The Season

when the smell of the oven holds up the walls
wet leaves tape sky to earth
I crawl inside music
its afghan knit
fringes to cover the backs of my hands.
I go underground
past the roots
the fertile soil
the wellsprings to
where rock sweats
but stays bound.
You think it’s easy
to choose health.
Yoga, sleep, a crisp afternoon run.
A matter of discipline.
A bit of prioritizing.
It should be easy
I can see that
with her smile from those footie pajamas
his Love you, mama.
Think of all the good things in your life, mama.
You could teach for me, mama—
I would pay you
four dollars a week.
You want to be connected to nature.
I’m straining against Saturn.
When sun sinks each autumn
I go with it.
Love you, Mama.
Think good, Mama.
For me, Mama.
How can melancholy
be moldable
and not respond to that?

Notes on a maple tree

The trees in the backyard are glowing as they do in Ireland, England.

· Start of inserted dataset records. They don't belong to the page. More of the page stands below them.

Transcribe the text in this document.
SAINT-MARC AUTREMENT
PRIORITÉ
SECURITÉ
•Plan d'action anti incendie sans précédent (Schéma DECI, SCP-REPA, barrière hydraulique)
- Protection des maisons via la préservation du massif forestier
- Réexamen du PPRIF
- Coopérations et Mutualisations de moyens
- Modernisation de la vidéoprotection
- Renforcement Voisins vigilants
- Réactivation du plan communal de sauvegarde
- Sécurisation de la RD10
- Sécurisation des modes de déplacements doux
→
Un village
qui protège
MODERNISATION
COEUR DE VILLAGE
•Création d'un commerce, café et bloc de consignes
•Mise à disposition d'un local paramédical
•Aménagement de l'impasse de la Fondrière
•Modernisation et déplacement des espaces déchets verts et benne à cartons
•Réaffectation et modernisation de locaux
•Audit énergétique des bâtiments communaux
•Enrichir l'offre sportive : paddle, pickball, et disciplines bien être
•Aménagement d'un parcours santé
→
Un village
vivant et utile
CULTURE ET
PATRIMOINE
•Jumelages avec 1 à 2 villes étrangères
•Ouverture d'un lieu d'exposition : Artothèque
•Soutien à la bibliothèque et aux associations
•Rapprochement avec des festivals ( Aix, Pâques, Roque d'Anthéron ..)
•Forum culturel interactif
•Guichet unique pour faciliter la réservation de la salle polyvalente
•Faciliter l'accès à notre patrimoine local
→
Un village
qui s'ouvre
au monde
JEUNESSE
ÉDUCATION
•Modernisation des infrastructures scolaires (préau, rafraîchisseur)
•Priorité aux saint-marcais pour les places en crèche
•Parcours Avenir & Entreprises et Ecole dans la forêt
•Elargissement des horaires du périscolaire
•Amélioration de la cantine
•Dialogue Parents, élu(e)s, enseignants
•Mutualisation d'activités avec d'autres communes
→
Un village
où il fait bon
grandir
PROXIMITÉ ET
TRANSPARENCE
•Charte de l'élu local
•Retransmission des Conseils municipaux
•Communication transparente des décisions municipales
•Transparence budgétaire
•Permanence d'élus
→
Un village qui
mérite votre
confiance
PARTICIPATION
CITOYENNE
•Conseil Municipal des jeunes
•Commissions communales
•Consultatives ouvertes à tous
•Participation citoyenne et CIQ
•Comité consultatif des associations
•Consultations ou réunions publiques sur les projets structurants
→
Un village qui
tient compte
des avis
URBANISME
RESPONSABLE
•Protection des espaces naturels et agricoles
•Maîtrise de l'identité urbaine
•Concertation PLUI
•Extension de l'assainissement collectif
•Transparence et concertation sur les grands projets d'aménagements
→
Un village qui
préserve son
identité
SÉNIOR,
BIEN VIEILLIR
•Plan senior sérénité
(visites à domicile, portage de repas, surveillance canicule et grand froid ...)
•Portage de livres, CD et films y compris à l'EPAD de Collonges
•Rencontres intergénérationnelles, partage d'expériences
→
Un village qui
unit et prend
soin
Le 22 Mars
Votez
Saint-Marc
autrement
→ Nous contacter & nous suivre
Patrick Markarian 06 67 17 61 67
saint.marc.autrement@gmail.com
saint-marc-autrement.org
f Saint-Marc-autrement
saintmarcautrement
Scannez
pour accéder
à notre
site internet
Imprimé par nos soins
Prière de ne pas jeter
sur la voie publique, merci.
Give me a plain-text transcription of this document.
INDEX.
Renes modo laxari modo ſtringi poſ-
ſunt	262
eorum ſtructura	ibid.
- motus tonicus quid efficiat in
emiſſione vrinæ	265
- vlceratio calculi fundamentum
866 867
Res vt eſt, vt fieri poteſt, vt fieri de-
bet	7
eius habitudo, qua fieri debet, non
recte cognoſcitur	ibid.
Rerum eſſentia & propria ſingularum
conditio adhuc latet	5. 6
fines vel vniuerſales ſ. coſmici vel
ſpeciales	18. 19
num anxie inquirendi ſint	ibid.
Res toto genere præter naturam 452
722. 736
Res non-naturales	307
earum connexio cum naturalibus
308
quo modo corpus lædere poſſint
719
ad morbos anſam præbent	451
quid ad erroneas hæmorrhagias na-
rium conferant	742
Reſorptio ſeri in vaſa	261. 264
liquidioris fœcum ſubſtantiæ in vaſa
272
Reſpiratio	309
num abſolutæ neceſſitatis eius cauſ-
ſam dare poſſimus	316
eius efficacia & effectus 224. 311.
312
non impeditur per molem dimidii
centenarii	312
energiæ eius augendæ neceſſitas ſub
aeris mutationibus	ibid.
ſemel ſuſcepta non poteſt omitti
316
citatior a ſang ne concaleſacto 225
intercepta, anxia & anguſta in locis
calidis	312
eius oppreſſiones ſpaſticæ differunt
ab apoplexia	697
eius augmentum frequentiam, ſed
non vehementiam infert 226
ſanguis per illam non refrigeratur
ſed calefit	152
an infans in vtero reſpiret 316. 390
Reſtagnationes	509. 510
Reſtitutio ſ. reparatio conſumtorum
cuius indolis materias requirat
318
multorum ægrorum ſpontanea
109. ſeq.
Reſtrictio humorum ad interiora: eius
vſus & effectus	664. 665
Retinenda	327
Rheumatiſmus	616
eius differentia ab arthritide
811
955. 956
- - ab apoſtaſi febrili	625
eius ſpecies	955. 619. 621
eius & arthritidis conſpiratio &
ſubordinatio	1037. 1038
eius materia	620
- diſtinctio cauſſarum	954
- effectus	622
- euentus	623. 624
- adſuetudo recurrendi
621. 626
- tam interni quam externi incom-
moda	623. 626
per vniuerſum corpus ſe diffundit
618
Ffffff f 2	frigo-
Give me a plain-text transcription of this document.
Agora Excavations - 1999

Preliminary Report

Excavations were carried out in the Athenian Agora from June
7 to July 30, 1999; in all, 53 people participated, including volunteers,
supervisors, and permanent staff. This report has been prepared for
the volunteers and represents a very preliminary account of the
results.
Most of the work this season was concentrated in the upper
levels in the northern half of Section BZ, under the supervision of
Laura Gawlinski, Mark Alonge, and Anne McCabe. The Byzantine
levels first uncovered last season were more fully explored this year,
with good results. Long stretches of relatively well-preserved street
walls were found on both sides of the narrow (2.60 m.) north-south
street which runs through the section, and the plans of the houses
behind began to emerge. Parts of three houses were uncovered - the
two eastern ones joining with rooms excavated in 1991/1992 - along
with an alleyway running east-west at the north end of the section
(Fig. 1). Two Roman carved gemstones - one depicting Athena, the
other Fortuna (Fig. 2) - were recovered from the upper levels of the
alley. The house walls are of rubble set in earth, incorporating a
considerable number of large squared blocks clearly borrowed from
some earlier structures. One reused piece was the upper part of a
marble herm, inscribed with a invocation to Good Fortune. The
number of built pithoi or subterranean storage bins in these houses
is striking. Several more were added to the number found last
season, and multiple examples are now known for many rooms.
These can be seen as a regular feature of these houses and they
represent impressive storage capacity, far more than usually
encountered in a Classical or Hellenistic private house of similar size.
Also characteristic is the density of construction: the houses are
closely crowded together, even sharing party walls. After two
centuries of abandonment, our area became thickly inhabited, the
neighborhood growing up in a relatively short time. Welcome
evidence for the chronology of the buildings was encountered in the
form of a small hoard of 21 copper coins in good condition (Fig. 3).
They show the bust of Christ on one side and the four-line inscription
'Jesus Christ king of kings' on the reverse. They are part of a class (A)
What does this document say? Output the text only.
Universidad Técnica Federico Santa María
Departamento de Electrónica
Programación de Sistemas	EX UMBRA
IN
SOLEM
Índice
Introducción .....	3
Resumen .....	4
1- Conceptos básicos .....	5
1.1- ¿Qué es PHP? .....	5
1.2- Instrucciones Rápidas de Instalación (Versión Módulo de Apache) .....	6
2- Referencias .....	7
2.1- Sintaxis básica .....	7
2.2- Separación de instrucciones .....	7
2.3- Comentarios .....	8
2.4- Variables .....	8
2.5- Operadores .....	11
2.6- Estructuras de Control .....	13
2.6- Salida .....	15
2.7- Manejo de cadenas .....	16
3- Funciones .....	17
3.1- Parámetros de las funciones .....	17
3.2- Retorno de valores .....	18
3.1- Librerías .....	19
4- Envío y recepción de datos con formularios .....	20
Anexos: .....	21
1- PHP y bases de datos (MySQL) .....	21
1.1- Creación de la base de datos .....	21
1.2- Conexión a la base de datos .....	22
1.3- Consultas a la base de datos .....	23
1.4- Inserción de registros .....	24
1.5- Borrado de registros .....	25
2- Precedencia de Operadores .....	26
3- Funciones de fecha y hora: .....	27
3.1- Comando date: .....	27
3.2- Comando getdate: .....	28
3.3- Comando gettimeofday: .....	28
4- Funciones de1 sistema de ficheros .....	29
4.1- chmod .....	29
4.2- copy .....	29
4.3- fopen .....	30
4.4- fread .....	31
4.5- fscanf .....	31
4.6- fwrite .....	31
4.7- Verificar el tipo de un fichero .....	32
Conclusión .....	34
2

That muted, sumptuous glow that makes it easy to believe the real world, the transfigured world, is just beneath our perception. The glow that says sorrow in life comes not from an absence of beauty, but from knowing beauty is everywhere but finding it just beyond the rippled fingertips of reach.

Books on the desk say the trees are ever brilliantly colored and cover only in the cloak of green for the bright season. Autumn does not change them, but only reveals.

I love this thought— the trees dripping their green, shedding a color; as if the red blood in our veins were to seep backward into our hearts and leave, instead of cold and hollow, the warmth and shine of gold. As if there were more to our bodies than the work they perform.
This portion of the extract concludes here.